If she wanted to keep her home, her job, her partner, her friends, she needed to prevent her addiction from overwhelming them.
The first five months of sobriety were the most difficult. Her anxiousness got worse. She would get that panicked breathless feeling of not knowing what to do or how to act. The same conversations would play over and over and over again in her head on a loop. She couldn't sleep.
Eventually, she started seeing results. Her skin felt better, her hair felt better. She lost a few pounds. But it wasn't so simple. There were underlying issues, she says, that quitting drinking laid bare but didn't automatically solve.
So she began attending Alcoholics Anonymous meetings. Burke stresses that's she's not speaking on behalf of, or even endorsing, AA. But she says she found the community, and the steps they led her through, working on a way to heal herself completely, invaluable.
"Just to be around people who get it and understand it and have stories, you just have immediate allies around you," Burke says.
That, she says, is what's so frightening about the coronavirus crisis.
If she were still using alcohol, she says, she could easily picture herself spending all day drinking during the stay-at-home order, knowing that she wouldn't have to get up the next day to go anywhere.
And so, despite recognizing the importance of alcohol to the local economy, she argues that it's "such a harmful drug to a lot of people that I just feel like we just don't need more of it."
Despite all the focus on the damage by meth and opioids, alcohol kills more people than every drug overdose combined.

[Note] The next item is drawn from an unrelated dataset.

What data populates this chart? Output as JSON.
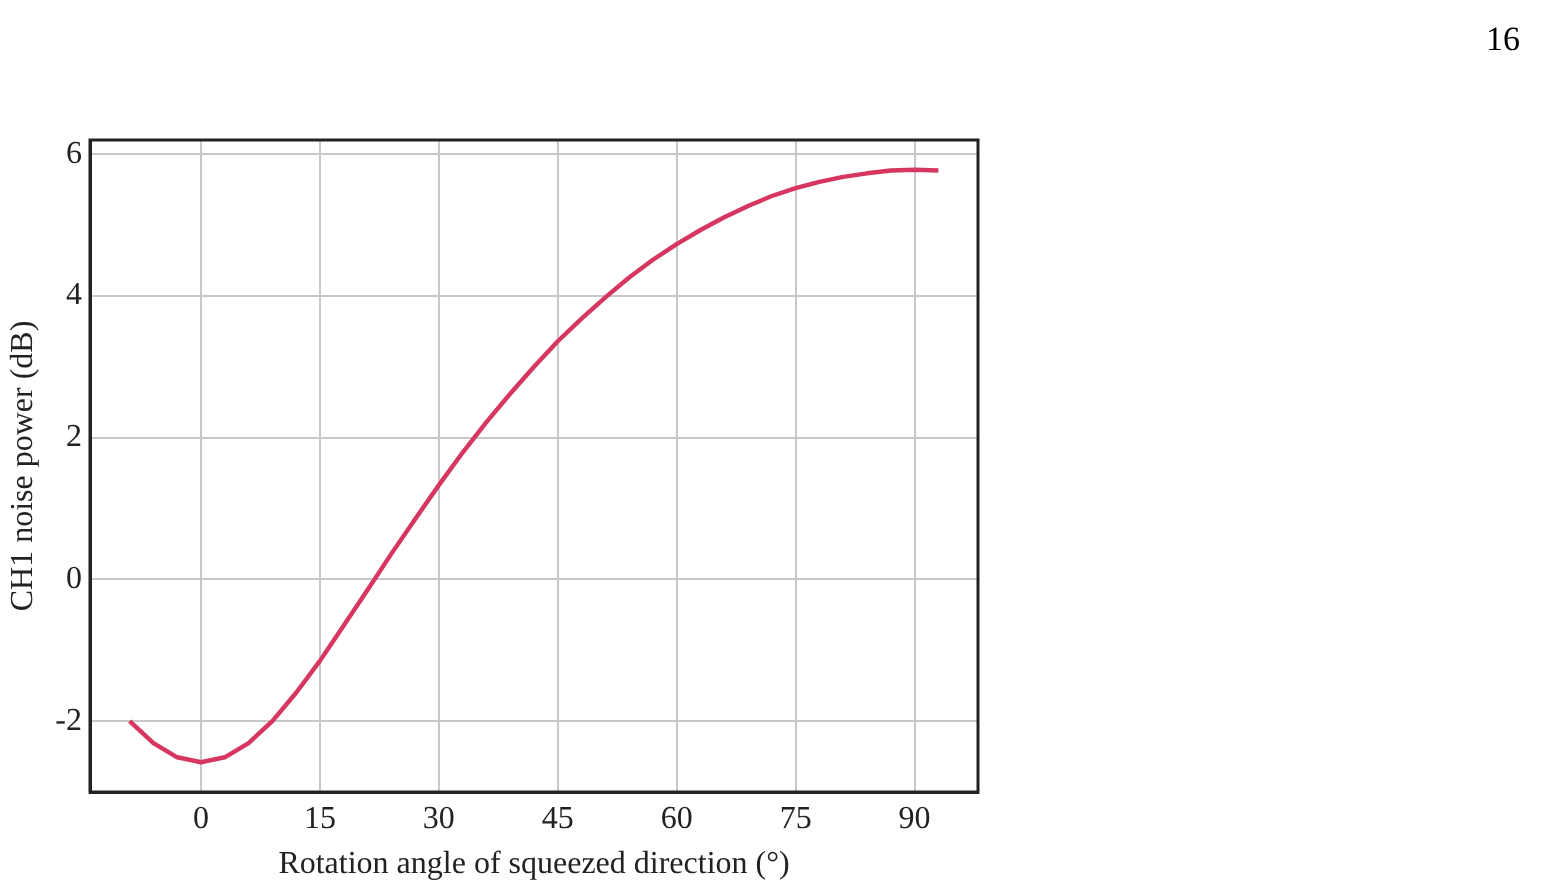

City Council President Breean Beggs praised Burke for sharing her experience.
But while Burke's story made him pause, he says he ultimately signed the letter for the liquor control board.
Beggs says he's concerned for those who have addiction problems — but he believes it's more the government's role to try to help them rather than to restrict or reduce access to addictive substances that are already deeply part of our culture.
It's not the first time Burke has been willing to speak out about a harrowing personal experience. Before being elected, she spoke out about her experience being sexually harassed by a former City Council member.